Published online by Cambridge University Press: 13 September 2025
Introduction
Managing extensive data has become an increasingly important part of information work since digital modes of storage and manipulation became widely available during the last decades of the 20th century. The sense that we have transitioned into a data-driven digital age sometimes leads to a present-minded view that positions library data as a contemporary phenomenon, of interest principally for tracking the needs and interests of current users and professionals. However, libraries have always relied on structured data to manage their collections. While this data has proliferated and become more tightly networked in modern contexts, it has done so based on practices with deep historical roots. Records ranging from the fragmentary and casual to the punctilious and voluminous have been employed for logging orders, tracing purchases, organising shelving, allowing users to locate materials and tracking responsibility for books, both within collections and when volumes depart from library premises with borrowers.

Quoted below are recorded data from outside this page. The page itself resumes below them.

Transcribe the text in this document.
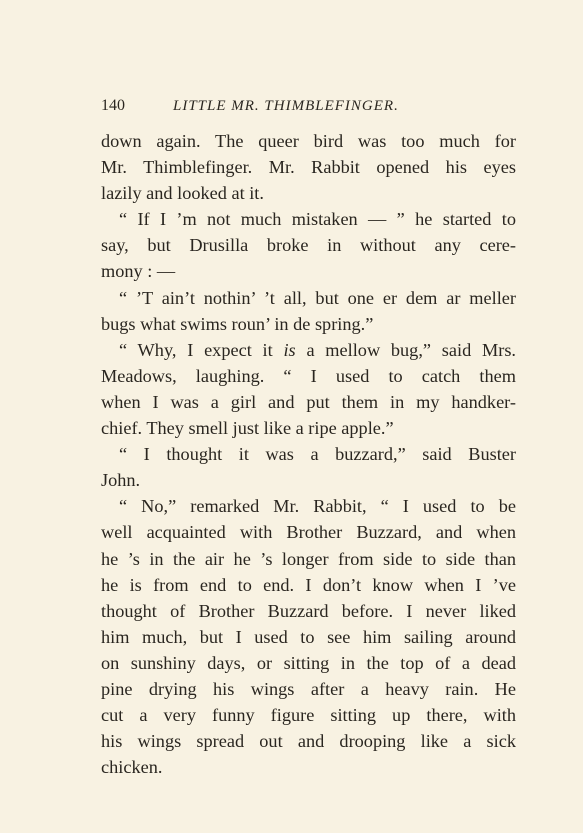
140	LITTLE MR. THIMBLEFINGER.
down again. The queer bird was too much for
Mr. Thimblefinger. Mr. Rabbit opened his eyes
lazily and looked at it.
“ If I ’m not much mistaken — ” he started to
say, but Drusilla broke in without any cere-
mony : —
“ ’T ain’t nothin’ ’t all, but one er dem ar meller
bugs what swims roun’ in de spring.”
“ Why, I expect it is a mellow bug,” said Mrs.
Meadows, laughing. “ I used to catch them
when I was a girl and put them in my handker-
chief. They smell just like a ripe apple.”
“ I thought it was a buzzard,” said Buster
John.
“ No,” remarked Mr. Rabbit, “ I used to be
well acquainted with Brother Buzzard, and when
he ’s in the air he ’s longer from side to side than
he is from end to end. I don’t know when I ’ve
thought of Brother Buzzard before. I never liked
him much, but I used to see him sailing around
on sunshiny days, or sitting in the top of a dead
pine drying his wings after a heavy rain. He
cut a very funny figure sitting up there, with
his wings spread out and drooping like a sick
chicken.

The modules of modern library software, such as Ex Libris Group's Voyager, covering processes including acquisitions, cataloguing, circulation, reservations and various forms of reporting, are digital instantiations of what, in older libraries, were paper lists, bound accounts, laboriously-compiled manuscript catalogues, hefty receipt books and often snippy records of collection audits (it is very common for 18th-century curatorial documents from Scottish university libraries to bemoan the poor condition of books and uneven compliance with requests for returns from the more senior members of the university community).